Zuzanna retrieved her rosary.

“I will forget you said that, Kasia. It's just the fever talking, and the shock.”

“Don't forget it. I mean it. I am going back to the
Revier
right now to find her. I don't care if they kill me.”

I tried to get out of bed, but Zuzanna pinned me down. I raged against her until I'd lost all strength. I slept, waking only to fall deeper into despair.

—

I
T TOOK A FEW DAYS
for it to sink in that Matka was not coming back.

At first I hoped that our Polish network just failed to find her and she was tucked away somewhere safe or transferred to another camp. When I asked girls from the block to help me find her, they were kind, but after a few days, it was clear they all believed she was dead.

There would be no funeral. No birch cross. No black cloth nailed to our door.

Before I learned to use my crutch, I depended on Anise and Zuzanna to carry me to and from the latrine. Janina needed an escort too. Our helpers were gracious, but I hated being a burden. I imagined my own death. What a wonderful, quick death it would have been to throw myself on the electric fence. Of course, no one would carry me there.

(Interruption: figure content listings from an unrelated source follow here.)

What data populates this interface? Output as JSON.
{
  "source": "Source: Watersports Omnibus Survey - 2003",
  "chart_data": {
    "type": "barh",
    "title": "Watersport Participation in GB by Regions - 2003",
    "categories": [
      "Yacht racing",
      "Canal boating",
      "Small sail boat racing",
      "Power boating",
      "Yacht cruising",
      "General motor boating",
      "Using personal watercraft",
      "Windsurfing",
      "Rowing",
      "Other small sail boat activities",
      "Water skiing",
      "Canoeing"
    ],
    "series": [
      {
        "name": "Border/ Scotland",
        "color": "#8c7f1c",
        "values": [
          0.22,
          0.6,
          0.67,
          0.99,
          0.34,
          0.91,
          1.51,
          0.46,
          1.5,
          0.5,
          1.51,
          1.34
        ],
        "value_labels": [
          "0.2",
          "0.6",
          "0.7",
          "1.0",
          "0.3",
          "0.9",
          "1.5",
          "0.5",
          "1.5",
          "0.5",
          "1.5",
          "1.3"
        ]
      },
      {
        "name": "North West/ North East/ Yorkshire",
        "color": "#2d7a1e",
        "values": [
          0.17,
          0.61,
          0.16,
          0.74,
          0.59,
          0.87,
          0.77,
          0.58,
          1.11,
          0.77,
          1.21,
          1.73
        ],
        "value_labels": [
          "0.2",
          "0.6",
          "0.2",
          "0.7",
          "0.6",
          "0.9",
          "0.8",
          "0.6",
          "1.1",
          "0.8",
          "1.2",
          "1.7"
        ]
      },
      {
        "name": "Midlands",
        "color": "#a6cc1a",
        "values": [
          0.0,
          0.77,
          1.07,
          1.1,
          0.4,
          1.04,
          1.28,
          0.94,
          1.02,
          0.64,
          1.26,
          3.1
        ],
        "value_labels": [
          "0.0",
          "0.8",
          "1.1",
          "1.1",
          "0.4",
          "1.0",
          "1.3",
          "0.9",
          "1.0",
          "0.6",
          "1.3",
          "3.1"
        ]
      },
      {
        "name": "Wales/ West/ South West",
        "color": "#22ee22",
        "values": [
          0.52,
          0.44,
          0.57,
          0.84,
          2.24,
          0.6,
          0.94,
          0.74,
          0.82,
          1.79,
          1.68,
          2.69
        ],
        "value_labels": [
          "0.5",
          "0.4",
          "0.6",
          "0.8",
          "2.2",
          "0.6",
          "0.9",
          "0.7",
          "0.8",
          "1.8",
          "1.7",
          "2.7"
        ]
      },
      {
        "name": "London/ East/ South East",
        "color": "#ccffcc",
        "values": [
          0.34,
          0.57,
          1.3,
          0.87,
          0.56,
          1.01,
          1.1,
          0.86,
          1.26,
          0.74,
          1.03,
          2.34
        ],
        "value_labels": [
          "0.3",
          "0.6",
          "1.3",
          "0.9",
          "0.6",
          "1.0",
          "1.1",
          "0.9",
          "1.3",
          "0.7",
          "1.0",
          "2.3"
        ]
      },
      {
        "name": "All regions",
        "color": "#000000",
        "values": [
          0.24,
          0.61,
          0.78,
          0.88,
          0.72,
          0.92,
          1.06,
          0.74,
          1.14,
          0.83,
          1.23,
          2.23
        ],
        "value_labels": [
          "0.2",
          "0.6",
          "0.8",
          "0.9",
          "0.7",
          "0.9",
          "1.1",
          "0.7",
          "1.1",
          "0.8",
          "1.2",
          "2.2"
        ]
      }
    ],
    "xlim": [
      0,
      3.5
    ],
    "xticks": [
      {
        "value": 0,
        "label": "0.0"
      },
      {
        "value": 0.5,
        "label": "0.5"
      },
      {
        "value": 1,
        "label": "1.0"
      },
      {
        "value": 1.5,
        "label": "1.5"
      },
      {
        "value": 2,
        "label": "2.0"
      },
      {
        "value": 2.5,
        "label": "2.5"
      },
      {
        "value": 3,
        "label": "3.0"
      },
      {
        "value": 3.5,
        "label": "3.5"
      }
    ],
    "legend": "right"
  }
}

Until that time, all through our arrest, our arrival at the camp, and the operations even, I had always found good things to think about and Polish optimism to fall back on, but once Matka was gone, I could not pull myself out of the darkness. I felt like a fish I read about when I was a child, the African mudskipper. Each year when the drought came, it burrowed deep into the mud and lived there for weeks, neither dead nor alive, waiting for the rains to come and bring it back to life.